Adresgegevens
| Dialoogtrainers.nl |
| Ommerbos 38 |
| 2134 KD HOOFDDORP |
| T: |
| Dialoogtrainers.nl |
| Ommerbos 38 |
| 2134 KD HOOFDDORP |
| T: |
Seven pitfalls in offers
You can easily avoid these. Your offer will definitely score better.
1. Not immediately describing client’s question
Set the most important expectation of the client in the first paragraph and use after that the full second and at times even the third paragraph.
2. Writing a lot about you
An offer is experienced as a custom made one when it deals with the client situation. Keep as a rule of thumb that your offer must at least use the word “you” twice as often as the word “we”. It will then be fine.
3. Using cliché sentences
Some offers are full of these. You will find in many offers the following closure sentence: “Trusting to have been of service to you, we remain”, This sentence is at least old-fashioned by 40 years. The worst about it is that it blocks interactivity.
Writing of 4 apology words
With these you already apologise for not keeping promises.

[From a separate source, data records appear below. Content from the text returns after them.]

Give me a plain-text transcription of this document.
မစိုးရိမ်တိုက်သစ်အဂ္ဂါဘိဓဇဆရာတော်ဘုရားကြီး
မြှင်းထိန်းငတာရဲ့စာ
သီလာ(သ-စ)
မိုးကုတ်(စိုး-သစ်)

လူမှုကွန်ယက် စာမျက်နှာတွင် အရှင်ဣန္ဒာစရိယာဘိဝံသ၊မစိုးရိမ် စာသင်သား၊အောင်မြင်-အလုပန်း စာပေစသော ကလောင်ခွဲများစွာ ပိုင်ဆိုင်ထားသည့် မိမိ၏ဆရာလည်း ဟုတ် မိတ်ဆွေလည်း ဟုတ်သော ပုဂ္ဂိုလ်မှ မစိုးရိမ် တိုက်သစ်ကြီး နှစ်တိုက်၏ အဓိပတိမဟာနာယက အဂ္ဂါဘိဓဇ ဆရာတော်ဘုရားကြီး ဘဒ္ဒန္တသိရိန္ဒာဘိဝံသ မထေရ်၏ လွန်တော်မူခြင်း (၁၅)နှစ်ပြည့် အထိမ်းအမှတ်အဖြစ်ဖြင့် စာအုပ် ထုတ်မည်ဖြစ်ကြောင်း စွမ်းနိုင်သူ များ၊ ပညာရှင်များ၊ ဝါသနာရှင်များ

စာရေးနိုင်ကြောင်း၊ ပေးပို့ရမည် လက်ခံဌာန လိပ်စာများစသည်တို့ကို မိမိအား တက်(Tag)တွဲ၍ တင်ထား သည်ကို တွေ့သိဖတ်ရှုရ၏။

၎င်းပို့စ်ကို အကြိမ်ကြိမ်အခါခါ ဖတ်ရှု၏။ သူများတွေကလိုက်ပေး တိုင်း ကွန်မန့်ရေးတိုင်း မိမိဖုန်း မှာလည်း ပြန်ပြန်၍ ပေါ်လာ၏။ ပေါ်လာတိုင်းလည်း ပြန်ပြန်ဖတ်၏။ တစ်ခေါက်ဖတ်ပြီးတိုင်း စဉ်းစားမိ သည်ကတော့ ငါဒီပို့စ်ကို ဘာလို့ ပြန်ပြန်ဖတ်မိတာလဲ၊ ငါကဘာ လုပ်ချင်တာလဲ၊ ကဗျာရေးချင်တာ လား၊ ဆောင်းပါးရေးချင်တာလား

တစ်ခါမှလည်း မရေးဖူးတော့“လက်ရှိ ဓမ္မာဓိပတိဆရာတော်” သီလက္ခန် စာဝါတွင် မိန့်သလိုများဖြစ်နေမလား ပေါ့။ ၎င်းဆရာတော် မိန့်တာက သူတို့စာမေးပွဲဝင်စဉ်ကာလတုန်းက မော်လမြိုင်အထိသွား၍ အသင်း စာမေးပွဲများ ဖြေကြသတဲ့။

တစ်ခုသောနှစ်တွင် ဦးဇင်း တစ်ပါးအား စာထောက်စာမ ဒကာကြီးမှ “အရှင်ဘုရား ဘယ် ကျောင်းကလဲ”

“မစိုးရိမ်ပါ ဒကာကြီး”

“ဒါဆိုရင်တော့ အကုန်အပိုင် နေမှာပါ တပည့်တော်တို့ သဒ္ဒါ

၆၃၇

For instance: “soon; as soon as possible; try; hoping; would like; to do my best”. Be concrete and say: at the latest on Wednesday; within two days
5. Denial writing
Sellers frequently deny the points that they themselves find negative and achieve with this that the customer notices this and takes over the same mindset.
For instance: “Do not be frightened; I do not want to deny; you must not think that ...”
6. Generalisations in offers
A person who generalises is worried that others will not believe him and wants to strengthen his story with a generality and achieves exactly the opposite with this.
Examples of generalities are: “always; everything; everyone; nowhere; nobody; everywhere; never”
7. Long-winded writing
Long sentences
The standard is on average 15 words per sentence in commercial offers. This type of text has only 8 words per sentence. This can easily be done under “options” in your spell-check by ticking off the readability statistics.